O primeiro reflexo do governo e da população foi condenar o tiro em Nahel, adolescente com passagens pela polícia que não representava nenhuma ameaça. O policial responsável foi preso sob suspeita de homicídio culposo. “Nada justifica a morte de um jovem”, disse Macron. O choque inicial dos franceses, no entanto, se transformou em repúdio à violência generalizada dos protestos, que levaram a prejuízos no setor privado calculados em 1 bilhão de euros, com mais de 200 estabelecimentos e 300 bancos vandalizados. Jean-Luc Mélenchon, líder do partido esquerdista França Insubmissa, culpa o descaso do governo com o barril de pólvora multiétnico sempre pronto a explodir nos bairros pobres. Do outro lado, a líder do Reunião Nacional, Marine Le Pen, acusa Macron de negligência com a segurança e brandura com a imigração. “Nesse ringue, os tumultos jogam mais a favor da agenda da lei e da ordem da direita”, avalia Vivien Schmidt, pesquisadora de estudos europeus da Universidade Harvard.
As causas da morte de Nahel e da onda de violência nas ruas que se seguiu estão nos banlieues, periferias carentes onde vive uma população de baixa renda composta de franceses descendentes de imigrantes, a maioria do Norte da África, que se sente menosprezada pelos demais e os trata com menosprezo. Nos últimos vinte anos, o governo gastou 60 bilhões de euros para melhorar a qualidade de vida dos mais de 5 milhões nessa situação, com pouco resultado. Nos subúrbios, 57% das crianças vivem na pobreza, três vezes mais adultos estão desempregados e a relação com a polícia é de alta tensão. Uma lei de 2017, que afrouxou restrições ao uso de armas quando um motorista se recusa a parar por ordem policial, é conectada à morte de dezessete pessoas no último ano e meio — boa parte de origem africana. “A sensação é de que os policiais têm licença para matar”, diz Julie Gervais, socióloga de Sorbonne.
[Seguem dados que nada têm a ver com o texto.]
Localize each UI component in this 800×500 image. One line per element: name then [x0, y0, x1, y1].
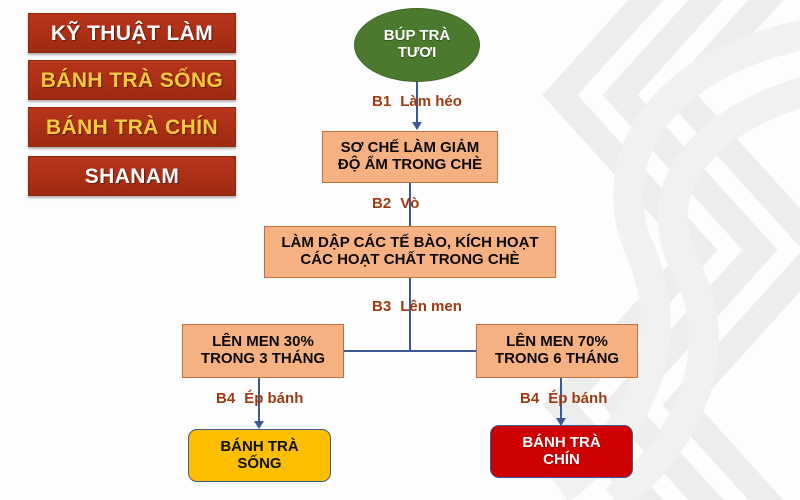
node-fresh-tea-bud-text: BÚP TRÀ TƯƠI: [384, 28, 450, 62]
node-ferment-30-text: LÊN MEN 30% TRONG 3 THÁNG: [201, 334, 325, 368]
node-reduce-moisture[interactable]: SƠ CHẾ LÀM GIẢM ĐỘ ẨM TRONG CHÈ: [322, 131, 498, 183]
node-line-2: TƯƠI: [398, 44, 437, 61]
node-line-1: SƠ CHẾ LÀM GIẢM: [341, 139, 480, 156]
step-label-b3: B3 Lên men: [372, 298, 462, 315]
node-cell-rupture[interactable]: LÀM DẬP CÁC TẾ BÀO, KÍCH HOẠT CÁC HOẠT C…: [264, 226, 556, 278]
arrowhead-to-dry: [412, 122, 422, 130]
node-fresh-tea-bud[interactable]: BÚP TRÀ TƯƠI: [354, 8, 480, 82]
node-reduce-moisture-text: SƠ CHẾ LÀM GIẢM ĐỘ ẨM TRONG CHÈ: [338, 140, 482, 174]
node-line-2: CHÍN: [543, 451, 580, 468]
node-line-1: LÊN MEN 30%: [212, 333, 314, 350]
node-line-2: ĐỘ ẨM TRONG CHÈ: [338, 156, 482, 173]
node-line-1: BÁNH TRÀ: [220, 438, 298, 455]
node-cell-rupture-text: LÀM DẬP CÁC TẾ BÀO, KÍCH HOẠT CÁC HOẠT C…: [281, 235, 538, 269]
legend-item-shanam[interactable]: SHANAM: [28, 156, 236, 196]
node-line-1: BÚP TRÀ: [384, 27, 450, 44]
legend-item-label: BÁNH TRÀ CHÍN: [46, 117, 218, 138]
arrowhead-to-raw-cake: [254, 421, 264, 429]
step-action: Làm héo: [400, 93, 462, 110]
node-line-1: BÁNH TRÀ: [522, 434, 600, 451]
connector-split-left: [344, 350, 410, 352]
node-line-1: LÊN MEN 70%: [506, 333, 608, 350]
legend-item-ripe-cake[interactable]: BÁNH TRÀ CHÍN: [28, 107, 236, 147]
step-action: Ép bánh: [244, 390, 303, 407]
step-label-b1: B1 Làm héo: [372, 93, 462, 110]
step-code: B4: [216, 390, 235, 407]
node-ripe-tea-cake[interactable]: BÁNH TRÀ CHÍN: [490, 425, 633, 478]
node-line-2: SỐNG: [237, 455, 281, 472]
node-line-2: TRONG 3 THÁNG: [201, 350, 325, 367]
node-ferment-70[interactable]: LÊN MEN 70% TRONG 6 THÁNG: [476, 324, 638, 378]
legend-item-label: SHANAM: [85, 166, 180, 187]
node-line-2: CÁC HOẠT CHẤT TRONG CHÈ: [300, 251, 519, 268]
step-label-b4-left: B4 Ép bánh: [216, 390, 303, 407]
node-ferment-30[interactable]: LÊN MEN 30% TRONG 3 THÁNG: [182, 324, 344, 378]
step-code: B2: [372, 195, 391, 212]
step-code: B1: [372, 93, 391, 110]
node-raw-tea-cake-text: BÁNH TRÀ SỐNG: [220, 439, 298, 473]
step-action: Vò: [400, 195, 419, 212]
legend-item-technique[interactable]: KỸ THUẬT LÀM: [28, 13, 236, 53]
legend-item-label: KỸ THUẬT LÀM: [51, 23, 213, 44]
node-ferment-70-text: LÊN MEN 70% TRONG 6 THÁNG: [495, 334, 619, 368]
step-label-b2: B2 Vò: [372, 195, 419, 212]
step-code: B4: [520, 390, 539, 407]
step-action: Lên men: [400, 298, 462, 315]
legend-title-stack: KỸ THUẬT LÀM BÁNH TRÀ SỐNG BÁNH TRÀ CHÍN…: [28, 13, 236, 203]
node-ripe-tea-cake-text: BÁNH TRÀ CHÍN: [522, 435, 600, 469]
step-label-b4-right: B4 Ép bánh: [520, 390, 607, 407]
legend-item-label: BÁNH TRÀ SỐNG: [41, 70, 224, 91]
step-action: Ép bánh: [548, 390, 607, 407]
connector-split-right: [409, 350, 476, 352]
node-line-2: TRONG 6 THÁNG: [495, 350, 619, 367]
node-line-1: LÀM DẬP CÁC TẾ BÀO, KÍCH HOẠT: [281, 234, 538, 251]
diagram-canvas: KỸ THUẬT LÀM BÁNH TRÀ SỐNG BÁNH TRÀ CHÍN…: [0, 0, 800, 500]
node-raw-tea-cake[interactable]: BÁNH TRÀ SỐNG: [188, 429, 331, 482]
legend-item-raw-cake[interactable]: BÁNH TRÀ SỐNG: [28, 60, 236, 100]
step-code: B3: [372, 298, 391, 315]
Cada episódio como o de Nahel é estopim para novos tumultos, depredações e saques, que, por sua vez, elevam a demanda por segurança. No país das manifestações, porém, a ação policial é sempre problemática, ainda mais se tratando de uma força que frequentemente se excede na repressão — uma lei que proibiu a divulgação de vídeos de violência policial nos protestos dos coletes amarelos, por exemplo, foi criticada e desobedecida em todo o país. Enredado nesse labirinto, com a sociedade cada vez mais raivosa e propensa a protestar, Macron pode prever mais dias difíceis pela frente. E a Olimpíada — de Paris, em 2024 — nem começou.